Il est un aspect du rock'n'roller sur lequel Thoury insiste beaucoup : la solitude. Il peut prêter à sourire que malgré une existence menée à deux cents à l'heure et quelques crises de folie furieuse, Gene Vincent ait pu en ses moments de plus grande lucidité se définir comme un métaphysicien. C'est pourtant en y réfléchissant la plus parfaite et plus honnête définition du chanteur. Il suffit de prêter l'oreille à ses plus beaux morceaux pour entendre ce qu'il voulait dire. L'art de Gene est au-delà de la commune mesure.

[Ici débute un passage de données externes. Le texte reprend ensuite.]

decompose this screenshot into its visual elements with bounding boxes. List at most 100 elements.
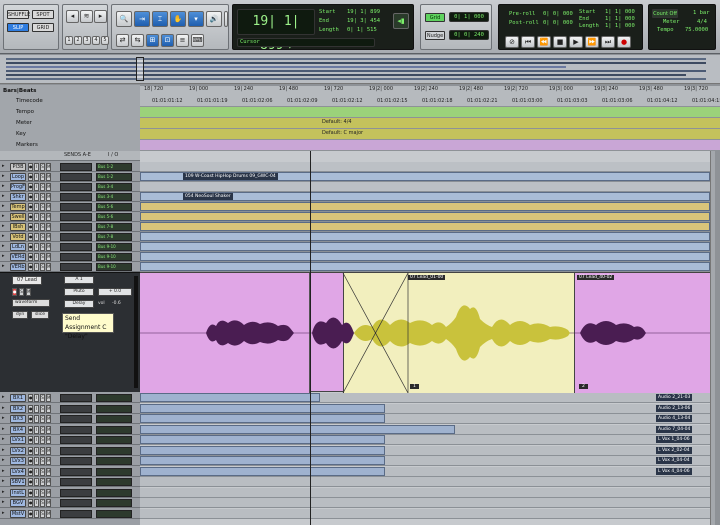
track-name[interactable]: LVx3	[10, 457, 26, 465]
main-counter[interactable]: 19| 1| 899 ▾	[237, 9, 315, 53]
preroll-label[interactable]: Pre-roll	[509, 11, 536, 17]
audio-clip[interactable]	[140, 222, 710, 231]
track-name[interactable]: BGV	[10, 499, 26, 507]
track-tri-icon[interactable]: ▸	[2, 478, 5, 484]
track-tri-icon[interactable]: ▸	[2, 173, 5, 179]
zoomer-tool-icon[interactable]: 🔍	[116, 11, 132, 27]
send-slot[interactable]	[60, 213, 92, 221]
solo-button[interactable]: S	[40, 394, 45, 402]
rec-button[interactable]: ●	[28, 394, 33, 402]
track-row[interactable]: ▸ BX1 ● I S M	[0, 393, 140, 403]
shaker-clip[interactable]: 054 NeoSoul Shaker	[140, 192, 710, 201]
mute-button[interactable]: M	[46, 446, 51, 455]
mute-button[interactable]: M	[46, 404, 51, 413]
mute-button[interactable]: M	[46, 415, 51, 423]
rec-button[interactable]: ●	[28, 499, 33, 507]
send-slot[interactable]	[60, 436, 92, 444]
mute-button[interactable]: M	[46, 223, 51, 231]
io-output[interactable]	[96, 478, 132, 486]
tr-start-value[interactable]: 1| 1| 000	[605, 9, 635, 15]
track-tri-icon[interactable]: ▸	[2, 163, 5, 169]
track-row[interactable]: ▸ InstL ● I S M	[0, 488, 140, 498]
play-icon[interactable]: ▶	[569, 36, 583, 48]
track-row[interactable]: ▸ LVx1 ● I S M	[0, 435, 140, 445]
mirror-midi-icon[interactable]: ≡	[176, 34, 189, 47]
track-name[interactable]: Pl3B	[10, 163, 26, 171]
send-slot[interactable]	[60, 193, 92, 201]
track-row[interactable]: ▸ Pl3B ● I S M Bus 1-2	[0, 162, 140, 172]
solo-button[interactable]: S	[40, 436, 45, 444]
selector-tool-icon[interactable]: ⌶	[152, 11, 168, 27]
input-button[interactable]: I	[34, 163, 39, 171]
right-clip-name[interactable]: L Vox 4_04-06	[656, 467, 692, 475]
count-off-button[interactable]: Count Off	[652, 9, 678, 18]
track-row[interactable]: ▸ Temp ● I S M Bus 5-6	[0, 202, 140, 212]
track-name[interactable]: Loop	[10, 173, 26, 181]
link-timeline-icon[interactable]: ⇆	[131, 34, 144, 47]
mute-button[interactable]: M	[46, 467, 51, 476]
right-clip-name[interactable]: L Vox 2_02-04	[656, 446, 692, 454]
midi-input-icon[interactable]: ◂▮	[393, 13, 409, 29]
tempo-value[interactable]: 75.0000	[685, 27, 708, 33]
rec-button[interactable]: ●	[28, 404, 33, 413]
track-tri-icon[interactable]: ▸	[2, 436, 5, 442]
track-name[interactable]: IBsh	[10, 223, 26, 231]
tempo-ruler[interactable]	[140, 107, 720, 117]
io-output[interactable]	[96, 436, 132, 444]
solo-button[interactable]: S	[40, 233, 45, 241]
rec-button[interactable]: ●	[28, 425, 33, 434]
nudge-value[interactable]: 0| 0| 240	[449, 30, 489, 40]
slip-mode-button[interactable]: SLIP	[7, 23, 29, 32]
zoom-preset-1[interactable]: 1	[65, 36, 73, 45]
send-a-slot[interactable]: A 1	[64, 276, 94, 284]
input-button[interactable]: I	[34, 415, 39, 423]
track-name[interactable]: Votd	[10, 233, 26, 241]
smart-tool-icon[interactable]: ▾	[188, 11, 204, 27]
input-button[interactable]: I	[34, 404, 39, 413]
track-row[interactable]: ▸ MstV ● I S M	[0, 509, 140, 519]
mute-button[interactable]: M	[46, 163, 51, 171]
meter-marker[interactable]: Default: 4/4	[322, 119, 352, 125]
input-button[interactable]: I	[34, 425, 39, 434]
io-output[interactable]	[96, 509, 132, 518]
send-slot[interactable]	[60, 488, 92, 497]
zoom-preset-2[interactable]: 2	[74, 36, 82, 45]
track-tri-icon[interactable]: ▸	[2, 183, 5, 189]
zoom-preset-5[interactable]: 5	[101, 36, 109, 45]
insertion-follows-icon[interactable]: ⊡	[161, 34, 174, 47]
io-output[interactable]: Bus 9-10	[96, 253, 132, 261]
io-output[interactable]	[96, 415, 132, 423]
record-icon[interactable]: ●	[617, 36, 631, 48]
track-name[interactable]: BX1	[10, 394, 26, 402]
mute-button[interactable]: M	[46, 183, 51, 191]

Et à ce niveau-là nous sommes plus loin que le rock'n'roll. Que ce soit un monstre à la Pink thunderbird ou une bluette à la Under the rainbow, Gene Vincent est au-delà du chant dans les régions élyséennes de la beauté absolue. La solitude est donc là dès le début, malgré le succès fou, l'argent facile et les filles consentantes.

 

L'on a tendance à expliquer le supérieur par l'inférieur. C'est à cause de sa jambe malade que Gene aurait développé son jeu de scène si particulier. C'est tout le contraire. C'est parce qu'il était habité d'une démesure inhabituelle qu'il a incarné celle-ci dans une posture rituelle singulière. C'est d'ailleurs cela le grand art du rock'n'roll une ritualisation poétique coulée dans un spectacle de cirque.

 

Avec en plus à la fin de la présentation, la passation à la caisse. La sordide réalité reprend ses droits. Mais Gene a toujours su se comporter comme un prince. L'argent lui filait des mains. Certains ont su profiter de sa générosité, d'autres l'ont escroqué mais cela fait partie du jeu. De toutes les manières cet enfant de pauvre n'avait pas l'âme bourgeoise. Pas question pour lui de thésauriser, de faire des économies, de placer sa monnaie à l'abri du Capital. Quand il est mort le roi était nu mais couvert de dettes. C'est pourtant nous qui survivons qui avons de drôles de créances à son égard. Gene a beaucoup plus donné de beauté au monde qu'il n'a pris de sa laideur.

 

Merci à Jean-William Thoury pour ce livre magnifique. Le fait qu'il soit sorti dans une collection qui compte plus d'une centaines de bouquins traitant de tous les âges et de tous les styles du rock permettra à de nouvelles générations de se connecter avec cet immense chanteur.